His cellphone started vibrating in his pocket. He turned his head towards the man beside him, not sure if he could answer it. The man shoved his own hand into the pocket instead and picked up the phone; Gabriel heard the soft click of it opening. Then...

“Gabriel? Please tell me you’re there.”

“Dave?” he called without thinking. “I’ve been kidnapped as a hostage and they have me in some car and I think we’re heading...” Cold metal pressed against the side of his head and he froze, not daring to even breathe: the feeling of the weapon there made it suddenly seem real in a way it hadn’t before.

“Oh, shit. Fuck. Gabriel? Are you still...”

The phone snapped shut again; it did not come back into Gabriel’s pocket.

A few slow seconds passed; Gabriel felt his heart thumping in his chest as he held his breath, shivering at the touch of what he knew was the muzzle of the gun. Finally, slowly, the man pulled it back and he managed to exhale. He sucked in another breath, still trembling, but the man was silent and the gun didn’t touch him again.
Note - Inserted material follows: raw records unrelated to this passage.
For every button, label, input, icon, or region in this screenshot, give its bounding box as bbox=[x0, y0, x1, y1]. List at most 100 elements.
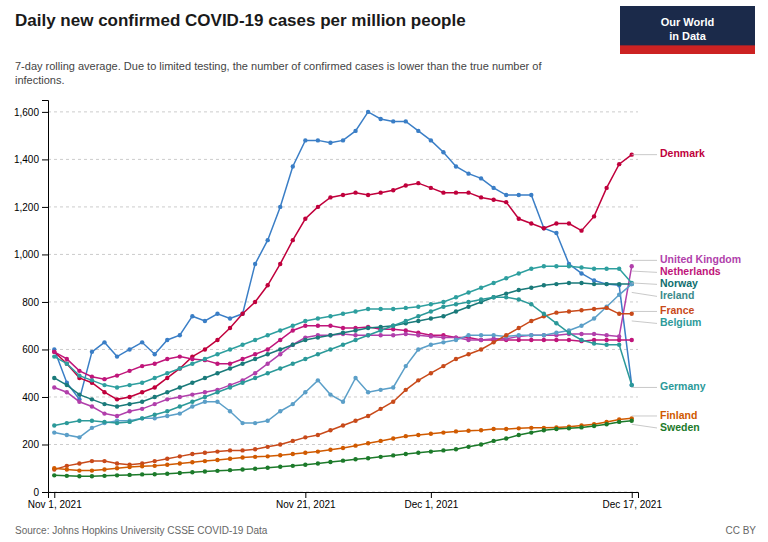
series-point bbox=[491, 198, 495, 202]
series-point bbox=[328, 333, 332, 337]
series-point bbox=[165, 397, 169, 401]
series-point bbox=[630, 312, 634, 316]
series-point bbox=[504, 276, 508, 280]
series-point bbox=[630, 264, 634, 268]
annotation-label: France bbox=[660, 304, 695, 316]
series-point bbox=[592, 332, 596, 336]
series-point bbox=[165, 472, 169, 476]
series-point bbox=[328, 314, 332, 318]
y-tick: 400 bbox=[22, 392, 48, 403]
series-point bbox=[504, 333, 508, 337]
series-point bbox=[127, 383, 131, 387]
series-point bbox=[466, 290, 470, 294]
series-point bbox=[491, 295, 495, 299]
series-point bbox=[353, 328, 357, 332]
series-point bbox=[479, 333, 483, 337]
series-point bbox=[90, 404, 94, 408]
series-point bbox=[416, 129, 420, 133]
series-line bbox=[54, 266, 631, 387]
annotation-connector bbox=[632, 283, 657, 284]
series-point bbox=[240, 362, 244, 366]
series-point bbox=[579, 338, 583, 342]
series-point bbox=[441, 335, 445, 339]
series-point bbox=[278, 366, 282, 370]
series bbox=[52, 264, 634, 418]
series-point bbox=[341, 423, 345, 427]
series-point bbox=[203, 451, 207, 455]
grid-line bbox=[48, 111, 638, 112]
series-point bbox=[554, 264, 558, 268]
series-point bbox=[517, 217, 521, 221]
series-point bbox=[604, 343, 608, 347]
series-point bbox=[479, 285, 483, 289]
series-point bbox=[77, 435, 81, 439]
series-point bbox=[579, 425, 583, 429]
series-point bbox=[228, 362, 232, 366]
series-point bbox=[278, 328, 282, 332]
series-point bbox=[90, 419, 94, 423]
series-point bbox=[542, 333, 546, 337]
series-point bbox=[240, 343, 244, 347]
series-point bbox=[391, 188, 395, 192]
annotation-connector bbox=[632, 292, 657, 296]
series-point bbox=[441, 190, 445, 194]
series-point bbox=[491, 439, 495, 443]
series-point bbox=[102, 390, 106, 394]
series-point bbox=[253, 352, 257, 356]
series-point bbox=[391, 385, 395, 389]
annotation-label: Sweden bbox=[660, 421, 700, 433]
series-point bbox=[278, 262, 282, 266]
series-point bbox=[404, 306, 408, 310]
series-point bbox=[140, 407, 144, 411]
annotation-label: Belgium bbox=[660, 316, 701, 328]
series-point bbox=[165, 409, 169, 413]
logo-stripe bbox=[620, 45, 755, 54]
series-point bbox=[378, 439, 382, 443]
series-point bbox=[153, 362, 157, 366]
series-point bbox=[529, 302, 533, 306]
series-point bbox=[253, 338, 257, 342]
series-point bbox=[366, 441, 370, 445]
series-point bbox=[52, 466, 56, 470]
series-point bbox=[115, 473, 119, 477]
series-point bbox=[278, 338, 282, 342]
series-point bbox=[240, 381, 244, 385]
series-point bbox=[65, 433, 69, 437]
series-point bbox=[630, 419, 634, 423]
series-point bbox=[190, 460, 194, 464]
series-point bbox=[265, 466, 269, 470]
series-point bbox=[617, 266, 621, 270]
logo: Our Worldin Data bbox=[620, 6, 755, 54]
series-point bbox=[278, 465, 282, 469]
series-point bbox=[579, 308, 583, 312]
series-point bbox=[328, 141, 332, 145]
series-point bbox=[579, 228, 583, 232]
series-point bbox=[90, 474, 94, 478]
series-point bbox=[240, 312, 244, 316]
series-point bbox=[404, 434, 408, 438]
series-point bbox=[353, 419, 357, 423]
series-point bbox=[391, 323, 395, 327]
series-point bbox=[378, 190, 382, 194]
series-point bbox=[479, 297, 483, 301]
series-point bbox=[203, 400, 207, 404]
series-point bbox=[466, 304, 470, 308]
series-point bbox=[127, 395, 131, 399]
series-point bbox=[190, 362, 194, 366]
series-point bbox=[291, 402, 295, 406]
series-point bbox=[215, 362, 219, 366]
series-point bbox=[115, 421, 119, 425]
annotation-connector bbox=[632, 311, 657, 312]
series-point bbox=[215, 458, 219, 462]
y-tick-label: 800 bbox=[22, 297, 39, 308]
series-point bbox=[265, 454, 269, 458]
series-point bbox=[228, 385, 232, 389]
y-tick: 200 bbox=[22, 439, 48, 450]
series-point bbox=[303, 217, 307, 221]
series-line bbox=[54, 308, 631, 470]
series bbox=[52, 419, 634, 479]
series-point bbox=[102, 411, 106, 415]
series-point bbox=[291, 362, 295, 366]
series-point bbox=[215, 338, 219, 342]
series-point bbox=[491, 427, 495, 431]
Even after the initial shock wore off, the knowledge that the gun was still there, somewhere off to his left, kept his thoughts from wandering; whatever he tried to think about was jerked back to the horrifying reality by the memory of feeling it pressed to his head.

With the reddish darkness still covering his vision, the world soon became nothing but the gun, the noise of the car engine and his heavy breaths and thumping heartbeats, each of them sending more chilling terror pulsing through his veins.